Hello everybody,
I am reading the file format paper and I check it against a created index.
The documentation says:
TermInfoIndex (.tii)--> TIVersion, IndexTermCount, IndexInterval,
SkipInterval, MaxSkipLevels, TermIndices
If I look into the .tii-file I see the following:
TIVersion = FF FF FF FC (4 Bytes)
IndexTermCount = 00 00 00 00 00 00 00 0C = 10 (8 Bytes)
IndexInterval = 00 00 00 80 = 128 (4 Bytes)
SkipInterval = 00 00 00 10 = 16 (4 Bytes)
MaxSkipLevels = 00 00 00 0A = 10 (4 Bytes)
TermIndices = ????? (? Bytes)
I looked in two indexes and for both the following byte sequences are equal
(marked bold):
*00 00 FF FF FF FF 0F 00 00 00 18 00* (0B 61 or 0D30 .....)
Maybe I don't understand the Map with *<TermInfo, IndexDelta>^IndexTermCount
*. How should I calculate the correct byte length?

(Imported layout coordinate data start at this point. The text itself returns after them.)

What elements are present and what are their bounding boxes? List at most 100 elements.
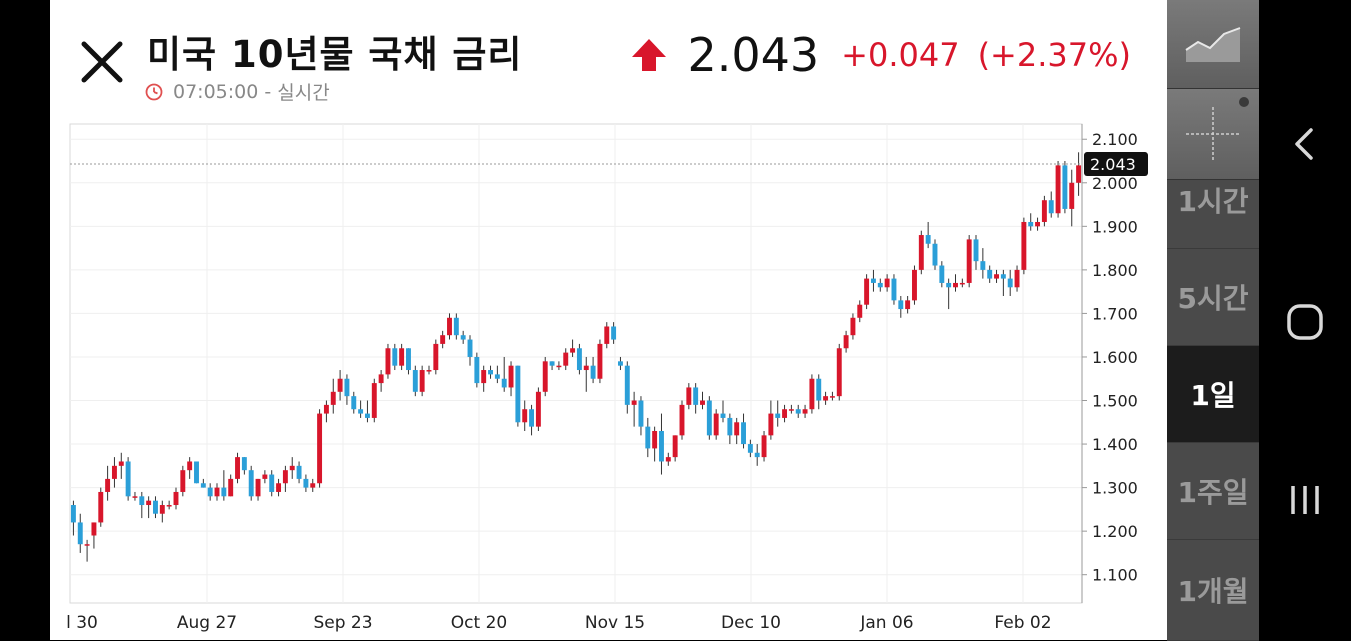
candle bbox=[563, 348, 569, 371]
candle-body bbox=[617, 361, 623, 366]
candle bbox=[788, 404, 794, 414]
candle-body bbox=[187, 461, 193, 471]
candle bbox=[241, 457, 247, 475]
candle-body bbox=[235, 457, 240, 479]
candle-body bbox=[563, 352, 569, 366]
period-1-month[interactable]: 1개월 bbox=[1167, 540, 1259, 641]
candle bbox=[843, 330, 849, 353]
candle bbox=[768, 400, 774, 440]
candle-body bbox=[631, 400, 637, 405]
candle bbox=[727, 413, 733, 445]
candle bbox=[576, 343, 582, 375]
chart-grid bbox=[69, 123, 1083, 604]
candle bbox=[399, 343, 405, 371]
candle-body bbox=[679, 404, 685, 436]
candle bbox=[447, 313, 452, 340]
candle bbox=[611, 322, 617, 344]
candle bbox=[535, 387, 541, 431]
candle bbox=[905, 296, 911, 314]
candle bbox=[494, 365, 500, 384]
candle bbox=[816, 374, 822, 410]
candle bbox=[802, 404, 808, 418]
back-button[interactable] bbox=[1279, 118, 1331, 170]
period-1-week[interactable]: 1주일 bbox=[1167, 443, 1259, 540]
candle bbox=[918, 230, 924, 275]
candle bbox=[706, 396, 712, 440]
candle bbox=[1041, 195, 1047, 227]
x-tick-label: Sep 23 bbox=[313, 613, 372, 633]
candle-body bbox=[652, 430, 658, 449]
candle-body bbox=[194, 461, 199, 484]
candle bbox=[419, 365, 425, 397]
candle-body bbox=[77, 522, 83, 545]
candle-body bbox=[932, 243, 938, 266]
candle-body bbox=[891, 278, 897, 301]
y-tick-label: 2.000 bbox=[1092, 174, 1138, 193]
candle-body bbox=[317, 413, 323, 484]
candle-body bbox=[857, 304, 863, 318]
candle-body bbox=[570, 348, 576, 353]
candle-body bbox=[358, 409, 364, 414]
candle-body bbox=[125, 461, 131, 497]
candlestick-chart[interactable]: 2.100 2.000 1.900 1.800 1.700 1.600 1.500 1.400… bbox=[50, 0, 1167, 640]
candle-body bbox=[1076, 165, 1082, 183]
candle-body bbox=[659, 430, 664, 462]
period-5-hours[interactable]: 5시간 bbox=[1167, 249, 1259, 346]
left-edge bbox=[0, 0, 50, 640]
candle bbox=[884, 274, 890, 292]
candle bbox=[180, 465, 186, 497]
candle bbox=[330, 378, 336, 414]
price-change-percent: (+2.37%) bbox=[977, 36, 1131, 74]
candle-body bbox=[460, 335, 466, 340]
candle-body bbox=[747, 444, 753, 453]
candle-body bbox=[535, 391, 541, 427]
home-button[interactable] bbox=[1279, 296, 1331, 348]
candle-body bbox=[132, 496, 138, 498]
candle-body bbox=[200, 483, 206, 488]
crosshair-button[interactable] bbox=[1167, 89, 1259, 180]
candle bbox=[84, 539, 90, 562]
candle-body bbox=[276, 483, 282, 492]
period-1-hour[interactable]: 1시간 bbox=[1167, 180, 1259, 249]
candle bbox=[953, 274, 958, 292]
x-tick-label: Jan 06 bbox=[859, 613, 913, 633]
candle-body bbox=[761, 435, 767, 458]
candle bbox=[378, 370, 384, 392]
candle-body bbox=[645, 426, 651, 449]
period-1-day[interactable]: 1일 bbox=[1167, 346, 1259, 443]
candle bbox=[98, 487, 104, 527]
close-icon[interactable] bbox=[80, 40, 124, 84]
candle-body bbox=[111, 465, 117, 479]
candle-body bbox=[1055, 165, 1061, 214]
candle bbox=[747, 439, 753, 458]
recent-apps-button[interactable] bbox=[1279, 474, 1331, 526]
candle-body bbox=[412, 370, 418, 392]
candle-body bbox=[795, 409, 801, 414]
candle bbox=[1035, 217, 1041, 231]
candle bbox=[440, 330, 446, 349]
candle bbox=[734, 417, 740, 445]
arrow-up-icon bbox=[632, 39, 667, 71]
candle bbox=[645, 417, 651, 458]
candle-body bbox=[344, 378, 350, 397]
candle bbox=[590, 356, 596, 384]
candle bbox=[836, 343, 842, 401]
chart-type-button[interactable] bbox=[1167, 0, 1259, 89]
candle bbox=[481, 365, 487, 392]
period-label: 1주일 bbox=[1177, 476, 1249, 509]
candle-body bbox=[392, 348, 398, 366]
candle bbox=[235, 452, 240, 484]
candle bbox=[1007, 269, 1013, 297]
close-button[interactable] bbox=[80, 40, 124, 84]
candle bbox=[460, 330, 466, 344]
candle-body bbox=[912, 269, 917, 301]
candle-body bbox=[672, 435, 678, 458]
period-label: 5시간 bbox=[1177, 282, 1249, 315]
clock-icon bbox=[145, 83, 163, 100]
candle bbox=[426, 365, 432, 375]
y-tick-label: 1.600 bbox=[1092, 348, 1138, 367]
candle bbox=[262, 470, 268, 484]
candle-body bbox=[248, 470, 254, 497]
candle-body bbox=[549, 361, 555, 366]
candle-body bbox=[207, 487, 213, 497]
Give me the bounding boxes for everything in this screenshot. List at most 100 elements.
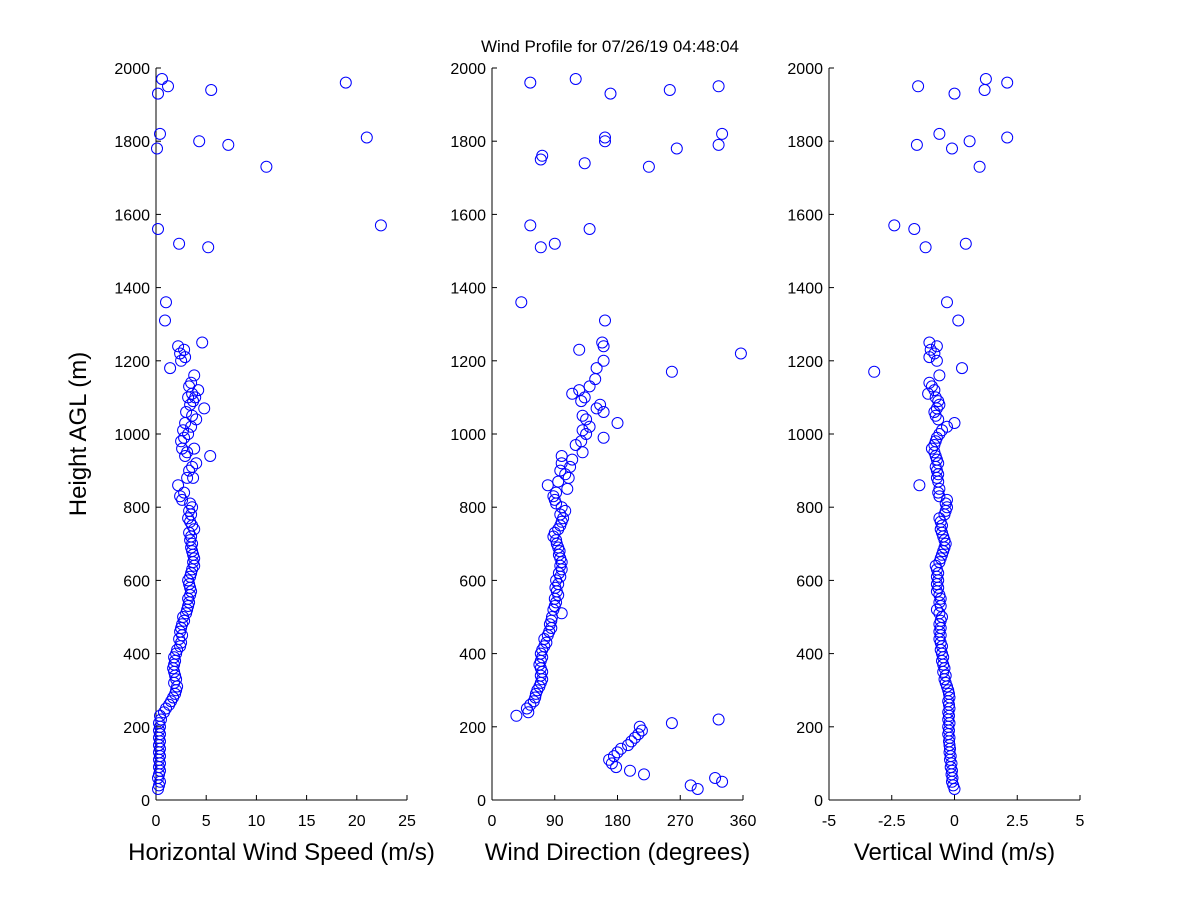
data-point [936, 611, 948, 623]
data-point [928, 384, 941, 397]
y-tick-label: 1200 [114, 354, 150, 371]
data-point [178, 486, 191, 499]
y-tick-label: 2000 [787, 61, 823, 78]
data-point [956, 362, 968, 375]
data-point [599, 135, 611, 148]
data-point [709, 772, 722, 784]
x-tick-label: 20 [348, 813, 366, 830]
data-point [933, 428, 946, 440]
data-point [193, 135, 206, 148]
x-tick-label: -2.5 [878, 813, 906, 830]
data-point [152, 87, 164, 100]
y-tick-label: 1800 [114, 134, 150, 151]
data-point [597, 431, 610, 444]
data-point [189, 391, 202, 404]
panel-vertical: 0 200 400 600 800 1000 1200 1400 1600 1800 2000 -5 -… [787, 61, 1084, 866]
y-tick-label: 1600 [787, 207, 823, 224]
data-point [154, 709, 166, 722]
data-point [978, 84, 991, 96]
data-point [933, 607, 946, 620]
data-point [177, 424, 190, 437]
data-point [175, 435, 188, 448]
data-point [569, 73, 582, 85]
y-tick-label: 800 [123, 500, 150, 517]
data-point [583, 223, 596, 235]
y-tick-label: 1400 [450, 281, 486, 298]
data-point [172, 340, 185, 353]
data-point [979, 73, 992, 85]
data-point [510, 709, 523, 722]
data-point [549, 581, 562, 594]
y-tick-label: 1200 [787, 354, 823, 371]
y-tick-label: 1000 [450, 427, 486, 444]
data-point [162, 80, 174, 93]
data-point [548, 526, 561, 539]
data-point [625, 735, 638, 748]
data-point [187, 548, 200, 561]
data-point [185, 567, 198, 580]
data-point [596, 336, 609, 349]
data-point [573, 384, 586, 397]
panel-direction: 0 200 400 600 800 1000 1200 1400 1600 1800 2000 0 90… [450, 61, 756, 866]
x-tick-label: 0 [152, 813, 161, 830]
data-point [190, 457, 203, 470]
data-point [599, 131, 611, 144]
data-point [185, 585, 198, 598]
data-point [578, 157, 591, 170]
data-point [943, 691, 956, 704]
data-points [510, 73, 747, 795]
y-tick-label: 0 [141, 793, 150, 810]
data-point [594, 398, 607, 411]
data-point [540, 636, 553, 649]
data-point [959, 237, 972, 250]
data-point [670, 142, 683, 155]
data-point [642, 160, 655, 173]
data-point [183, 464, 196, 477]
data-point [170, 684, 183, 697]
y-tick-label: 200 [796, 720, 823, 737]
x-tick-label: 0 [488, 813, 497, 830]
data-point [597, 406, 610, 418]
data-point [923, 336, 936, 349]
data-point [557, 512, 570, 525]
data-point [172, 479, 185, 492]
data-point [941, 420, 953, 433]
x-tick-label: 15 [298, 813, 316, 830]
data-point [590, 362, 603, 375]
data-point [929, 460, 942, 473]
y-tick-label: 800 [796, 500, 823, 517]
data-point [608, 750, 620, 763]
data-point [554, 508, 567, 521]
data-point [924, 343, 937, 356]
data-point [633, 720, 646, 733]
y-tick-label: 2000 [450, 61, 486, 78]
data-point [183, 504, 196, 517]
data-point [566, 387, 579, 400]
data-point [597, 354, 610, 367]
data-point [188, 442, 201, 455]
y-tick-label: 0 [477, 793, 486, 810]
data-point [152, 223, 164, 235]
data-point [198, 402, 211, 415]
y-tick-label: 600 [459, 573, 486, 590]
data-point [374, 219, 387, 232]
x-tick-label: 2.5 [1006, 813, 1028, 830]
data-point [604, 87, 617, 100]
data-point [196, 336, 209, 349]
data-point [663, 84, 676, 96]
y-tick-label: 1600 [114, 207, 150, 224]
data-point [175, 354, 188, 367]
data-point [552, 567, 565, 580]
y-tick-label: 1600 [450, 207, 486, 224]
data-point [734, 347, 747, 360]
data-point [202, 241, 215, 254]
x-tick-label: 25 [398, 813, 416, 830]
data-point [908, 223, 921, 235]
data-point [178, 614, 191, 627]
y-tick-label: 1000 [787, 427, 823, 444]
y-tick-label: 1200 [450, 354, 486, 371]
data-point [912, 80, 925, 93]
data-point [153, 779, 165, 792]
data-point [925, 442, 938, 455]
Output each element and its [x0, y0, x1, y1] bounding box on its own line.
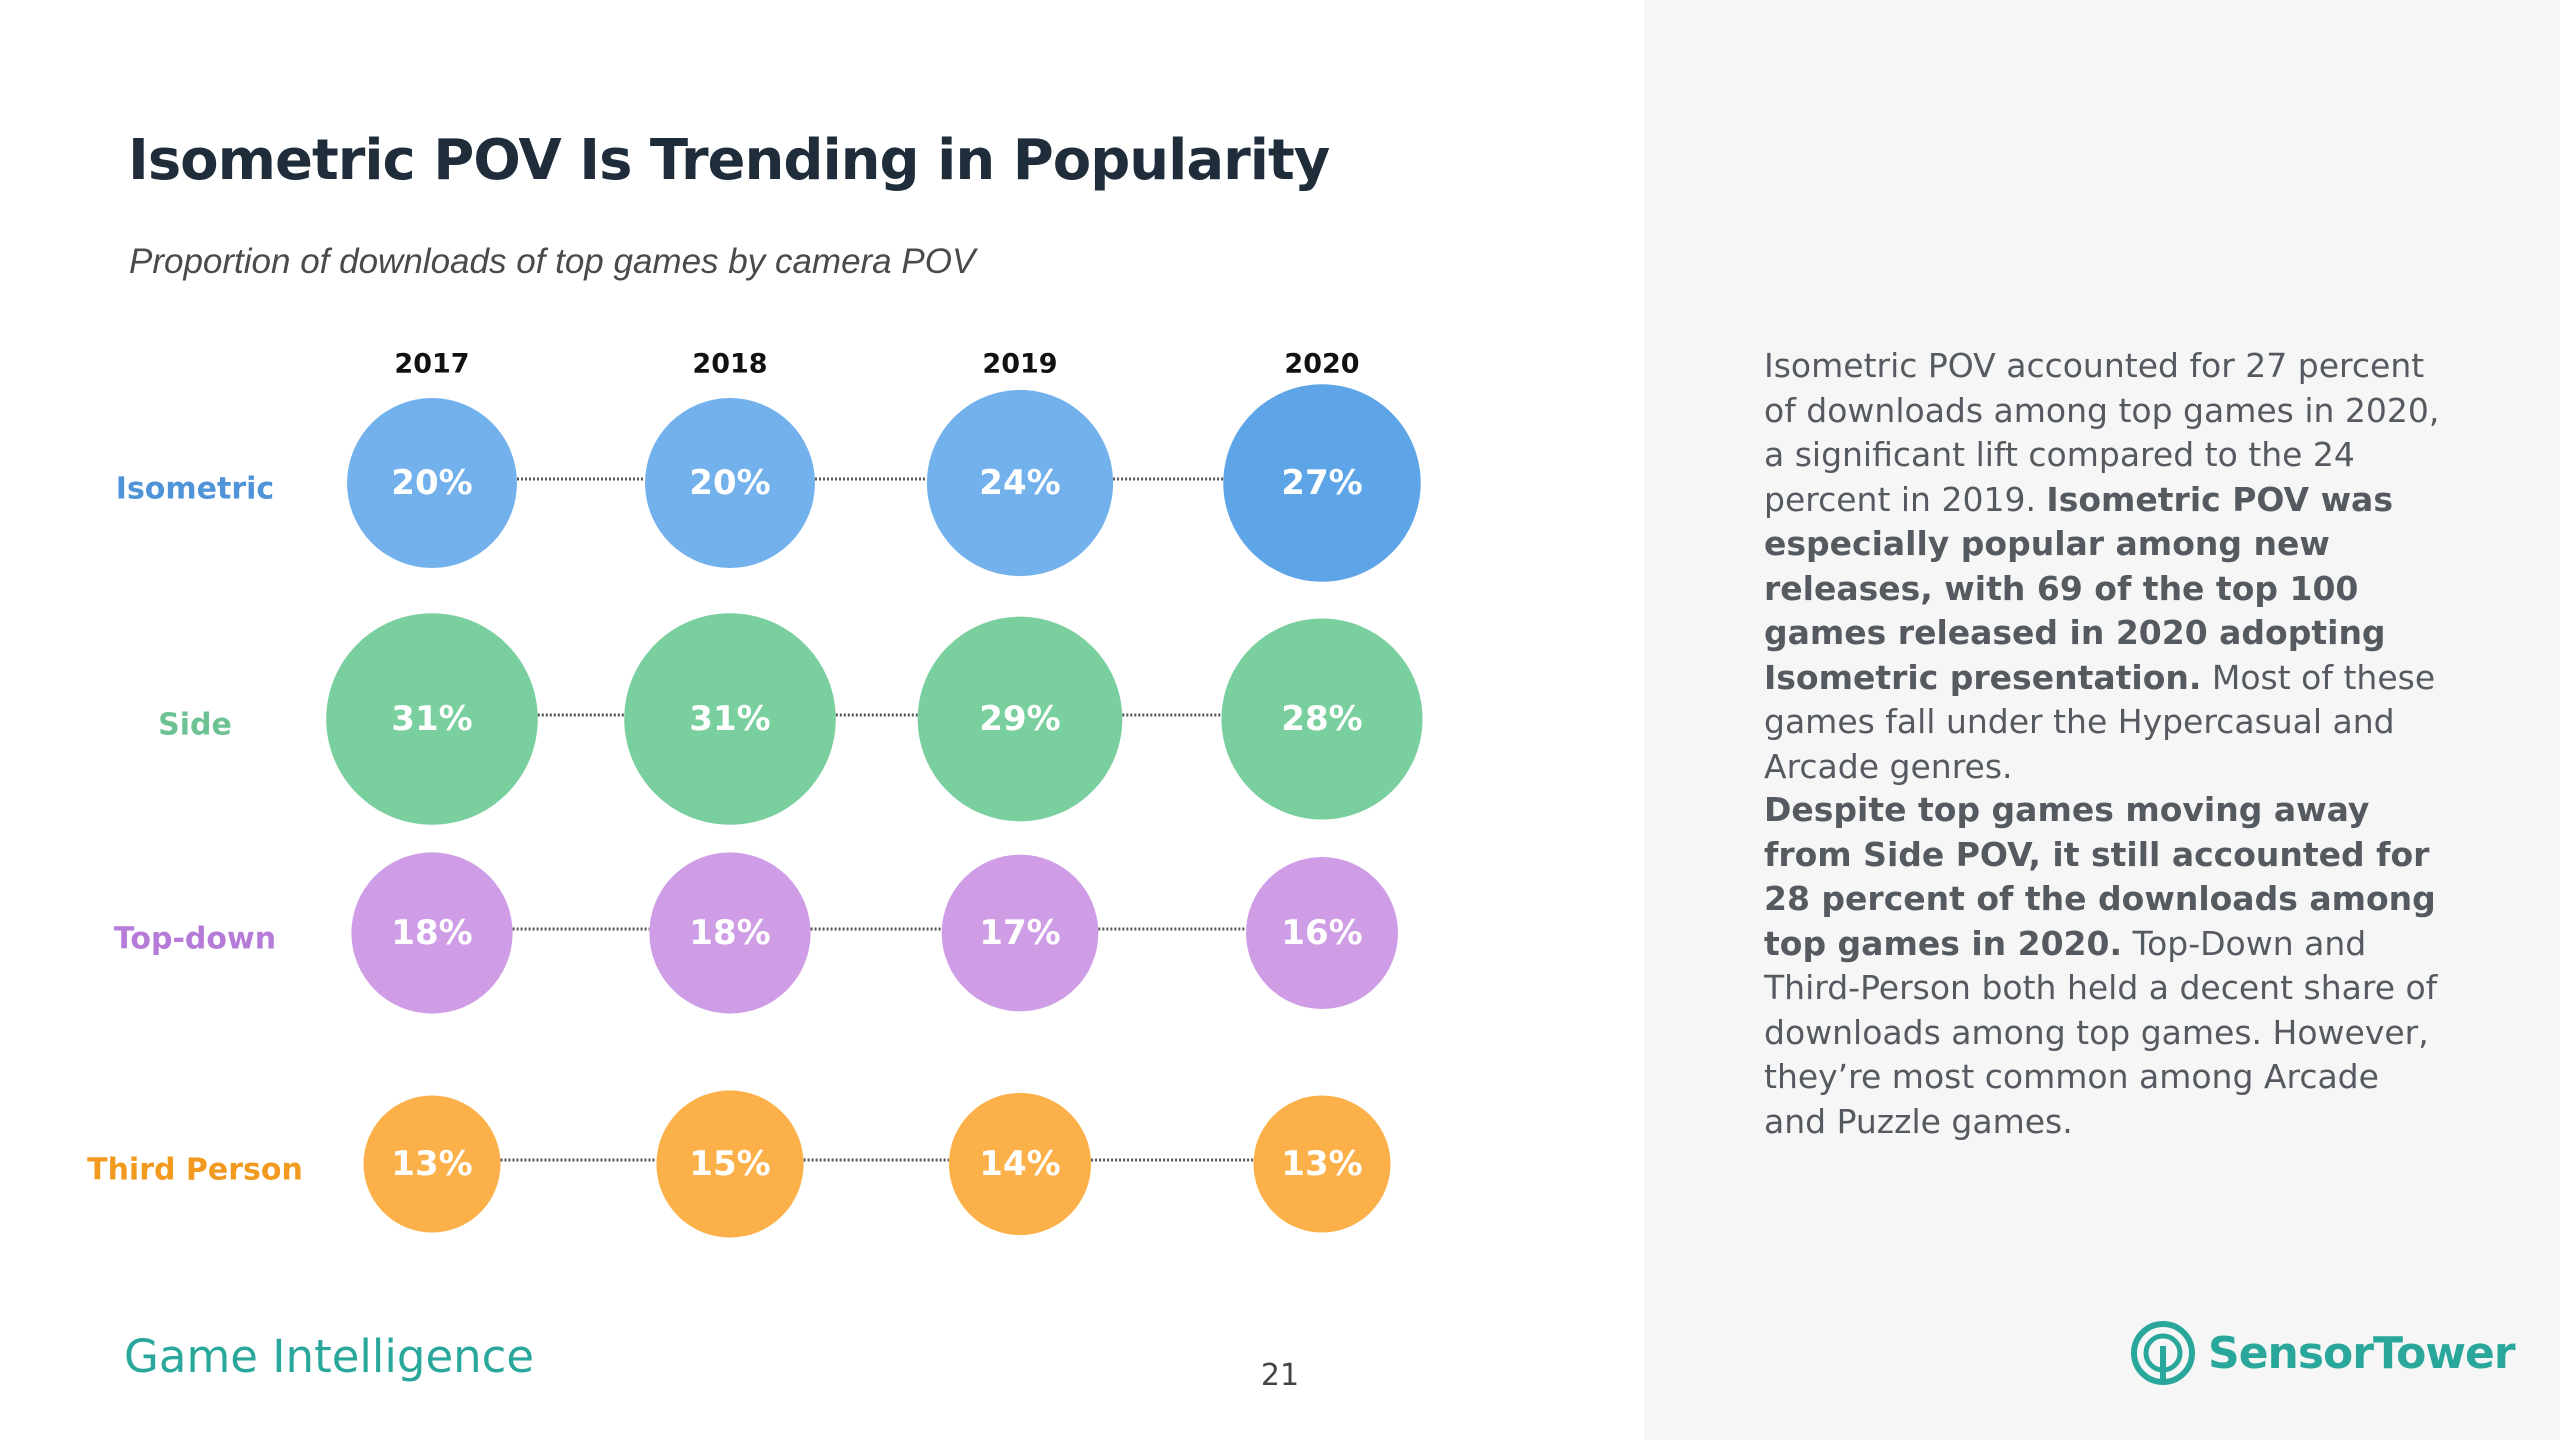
bubble-side-2017 [326, 613, 538, 825]
year-header-2020: 2020 [1284, 349, 1359, 380]
sensor-tower-logo: SensorTower [2130, 1318, 2516, 1388]
value-label-top-down-2018: 18% [689, 913, 770, 953]
description-paragraph-2: Despite top games moving away from Side … [1764, 788, 2444, 1144]
footer-brand: Game Intelligence [124, 1330, 535, 1383]
row-label-third-person: Third Person [87, 1153, 303, 1188]
value-label-isometric-2017: 20% [391, 463, 472, 503]
bubble-third-person-2020 [1253, 1095, 1391, 1233]
bubble-side-2019 [917, 616, 1123, 822]
value-label-side-2017: 31% [391, 699, 472, 739]
bubble-chart: 2017 2018 2019 2020 Isometric 20% 20% 24% 27% Sid… [87, 349, 1423, 1238]
row-label-top-down: Top-down [114, 922, 276, 957]
value-label-third-person-2018: 15% [689, 1144, 770, 1184]
value-label-third-person-2020: 13% [1281, 1144, 1362, 1184]
value-label-third-person-2017: 13% [391, 1144, 472, 1184]
year-header-2017: 2017 [394, 349, 469, 380]
bubble-isometric-2017 [347, 398, 517, 568]
bubble-side-2020 [1221, 618, 1423, 820]
logo-text: SensorTower [2208, 1327, 2516, 1379]
bubble-third-person-2019 [948, 1092, 1092, 1236]
bubble-top-down-2017 [351, 852, 513, 1014]
value-label-top-down-2020: 16% [1281, 913, 1362, 953]
description-highlight: Isometric POV was especially popular amo… [1764, 479, 2393, 697]
bubble-top-down-2019 [941, 854, 1099, 1012]
value-label-isometric-2019: 24% [979, 463, 1060, 503]
value-label-isometric-2018: 20% [689, 463, 770, 503]
page-number: 21 [1260, 1358, 1300, 1393]
bubble-top-down-2020 [1246, 857, 1398, 1009]
bubble-top-down-2018 [649, 852, 811, 1014]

I assume the IndexDelta with VLong has 8 bytes if the leading bit is 0
(Similar vo VInt or is VLong somewhere described?). TermInfo is explained in
the .tis file section.
TermIndices = <TermInfo, IndexDelta>
= <(Term,DocFreq,FreqDelta,ProxDelta,SkipDelta), IndexDelta>
= <([PrefixLength,Suffix,FieldNum],DocFreq,FreqDelta,ProxDelta,SkipDelta),
IndexDelta>
= <([ 00 , 00 , FF ], FF , FF
, FF , 0F ), 00 00 00 18 00 0B 61 6E>
IndexDelta is to large for my small index! Also DocFreq is to large because
I only have 16 documents in total. :(
Can somebody tell me how to read the bytes correctly from the file? I would
like to find the correct position in the .tis file from .tii data.
Best regards
Alex